Thursdays begin with whole school Assembly in the main hall. Olly always played the piano. That day we paraded in. It was the same routine, neat rows of students trooping to the neat rows of chairs with the form teacher sitting at the end. We sat. The headmaster arrived and we stood. We sat again. He read notices that we took no notice of, usually comments about behaviour and then announced the hymn we were to sing. We stood – again. This Thursday we were to sing what he called ‘the school hymn’. It wasn’t though, because it was written centuries before the school was thought of, by Isaac Watts and even he wasn’t the original author, because it was cribbed from some psalm. I get detentions for cribbing work, but Watts got famous for Oh God, our help in ages past.

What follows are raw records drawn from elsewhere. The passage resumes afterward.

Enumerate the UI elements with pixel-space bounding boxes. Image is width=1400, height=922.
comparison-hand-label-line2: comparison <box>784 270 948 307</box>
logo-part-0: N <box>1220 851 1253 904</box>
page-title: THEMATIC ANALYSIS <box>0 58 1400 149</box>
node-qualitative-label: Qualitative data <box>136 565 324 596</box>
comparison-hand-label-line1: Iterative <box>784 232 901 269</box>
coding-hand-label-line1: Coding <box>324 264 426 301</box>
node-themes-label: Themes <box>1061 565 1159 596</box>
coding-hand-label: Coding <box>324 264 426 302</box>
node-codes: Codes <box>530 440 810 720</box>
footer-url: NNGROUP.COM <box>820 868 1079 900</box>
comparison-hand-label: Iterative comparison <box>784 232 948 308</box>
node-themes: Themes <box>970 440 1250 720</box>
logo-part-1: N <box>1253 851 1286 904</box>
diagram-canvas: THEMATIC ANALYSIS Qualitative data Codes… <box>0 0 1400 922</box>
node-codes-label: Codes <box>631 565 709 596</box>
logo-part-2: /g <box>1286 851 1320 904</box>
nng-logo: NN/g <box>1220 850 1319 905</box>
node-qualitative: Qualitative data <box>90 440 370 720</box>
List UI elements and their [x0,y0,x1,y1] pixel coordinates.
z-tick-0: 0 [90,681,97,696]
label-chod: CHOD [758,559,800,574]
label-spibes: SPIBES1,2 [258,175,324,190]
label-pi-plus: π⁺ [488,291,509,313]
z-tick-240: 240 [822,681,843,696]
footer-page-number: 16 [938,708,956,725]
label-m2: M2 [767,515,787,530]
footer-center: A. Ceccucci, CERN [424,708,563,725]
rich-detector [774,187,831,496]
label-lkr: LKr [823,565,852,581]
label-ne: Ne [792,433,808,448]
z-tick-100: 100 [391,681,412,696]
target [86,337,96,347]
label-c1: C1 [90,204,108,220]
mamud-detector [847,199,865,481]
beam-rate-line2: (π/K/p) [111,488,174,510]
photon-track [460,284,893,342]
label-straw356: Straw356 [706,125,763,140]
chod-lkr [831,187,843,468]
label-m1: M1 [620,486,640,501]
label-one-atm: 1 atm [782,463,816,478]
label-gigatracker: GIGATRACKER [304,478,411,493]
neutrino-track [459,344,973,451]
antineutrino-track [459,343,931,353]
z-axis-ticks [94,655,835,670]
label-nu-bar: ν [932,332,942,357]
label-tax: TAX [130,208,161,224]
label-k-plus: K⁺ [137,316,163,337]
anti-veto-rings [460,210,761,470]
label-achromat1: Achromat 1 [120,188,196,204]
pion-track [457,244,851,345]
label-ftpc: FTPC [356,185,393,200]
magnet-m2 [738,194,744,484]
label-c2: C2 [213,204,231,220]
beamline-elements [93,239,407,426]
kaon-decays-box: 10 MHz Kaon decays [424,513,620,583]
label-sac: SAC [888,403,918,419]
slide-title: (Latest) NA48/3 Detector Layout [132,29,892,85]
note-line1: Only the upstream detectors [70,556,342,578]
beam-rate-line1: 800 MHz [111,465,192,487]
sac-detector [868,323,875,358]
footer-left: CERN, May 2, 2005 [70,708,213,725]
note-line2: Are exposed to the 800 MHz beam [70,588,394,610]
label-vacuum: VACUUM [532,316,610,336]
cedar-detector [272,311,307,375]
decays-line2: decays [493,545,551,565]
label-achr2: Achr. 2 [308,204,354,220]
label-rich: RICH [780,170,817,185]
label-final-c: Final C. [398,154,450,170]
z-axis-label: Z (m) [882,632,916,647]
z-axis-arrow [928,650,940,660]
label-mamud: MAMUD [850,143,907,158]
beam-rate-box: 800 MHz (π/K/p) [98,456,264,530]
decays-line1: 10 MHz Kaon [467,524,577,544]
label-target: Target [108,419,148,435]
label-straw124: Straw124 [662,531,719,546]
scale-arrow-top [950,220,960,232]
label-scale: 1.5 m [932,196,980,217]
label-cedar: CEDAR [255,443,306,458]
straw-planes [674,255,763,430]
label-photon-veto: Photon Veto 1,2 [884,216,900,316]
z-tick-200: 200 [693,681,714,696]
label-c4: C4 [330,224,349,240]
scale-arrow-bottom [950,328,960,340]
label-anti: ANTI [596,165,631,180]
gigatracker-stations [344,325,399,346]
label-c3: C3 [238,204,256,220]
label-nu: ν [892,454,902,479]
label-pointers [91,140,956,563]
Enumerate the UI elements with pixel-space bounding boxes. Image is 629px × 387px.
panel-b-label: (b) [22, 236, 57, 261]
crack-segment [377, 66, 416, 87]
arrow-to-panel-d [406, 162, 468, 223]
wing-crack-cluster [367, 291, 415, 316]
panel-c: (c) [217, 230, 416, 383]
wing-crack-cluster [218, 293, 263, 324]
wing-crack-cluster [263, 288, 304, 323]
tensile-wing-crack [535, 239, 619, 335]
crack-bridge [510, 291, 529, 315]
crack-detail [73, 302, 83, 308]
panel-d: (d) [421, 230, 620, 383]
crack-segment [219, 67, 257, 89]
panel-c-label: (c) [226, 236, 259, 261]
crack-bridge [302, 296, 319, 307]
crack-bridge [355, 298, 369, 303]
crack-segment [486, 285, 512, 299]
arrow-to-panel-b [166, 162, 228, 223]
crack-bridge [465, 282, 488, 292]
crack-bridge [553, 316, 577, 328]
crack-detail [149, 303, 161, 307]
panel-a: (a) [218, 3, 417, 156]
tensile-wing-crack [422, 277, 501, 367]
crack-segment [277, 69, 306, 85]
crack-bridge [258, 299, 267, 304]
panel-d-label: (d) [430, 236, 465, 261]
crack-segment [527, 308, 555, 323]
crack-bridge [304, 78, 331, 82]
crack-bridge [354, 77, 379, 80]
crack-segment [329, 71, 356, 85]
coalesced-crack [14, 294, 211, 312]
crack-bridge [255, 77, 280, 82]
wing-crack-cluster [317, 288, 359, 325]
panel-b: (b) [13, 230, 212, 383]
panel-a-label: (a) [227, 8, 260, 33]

The sound of twelve hundred boys getting up isn’t loud, but when they get ready to sing, or rather to mumble a hymn, there’s so much throat clearing and coughing it’s like dredging the Suez Canal. Olly strode over to the piano. He extended his arms like he was a concert pianist to get his cuffs out of the way and started the intro which is always the first line without the words. If we had been singing we would have managed to get out ‘Oh God’ before the explosion. Pandemonium broke out like I’ve never seen it before. Chairs got tipped up, pupils ran in all directions and the head vanished into the wings of the stage. There were only two people still sitting. Olly had his hands on the keyboard of the piano which had had its front and back splintered. He was crying and gazing at his scorched trouser legs. The other person still sitting was Tease, and a look of intense satisfaction filled his face.

The greatest prank in the history of the school was by someone who was the greatest wimp. We never saw Tease again after that Thursday. Olly didn’t stay much longer either. He left at the end of term, a broken man.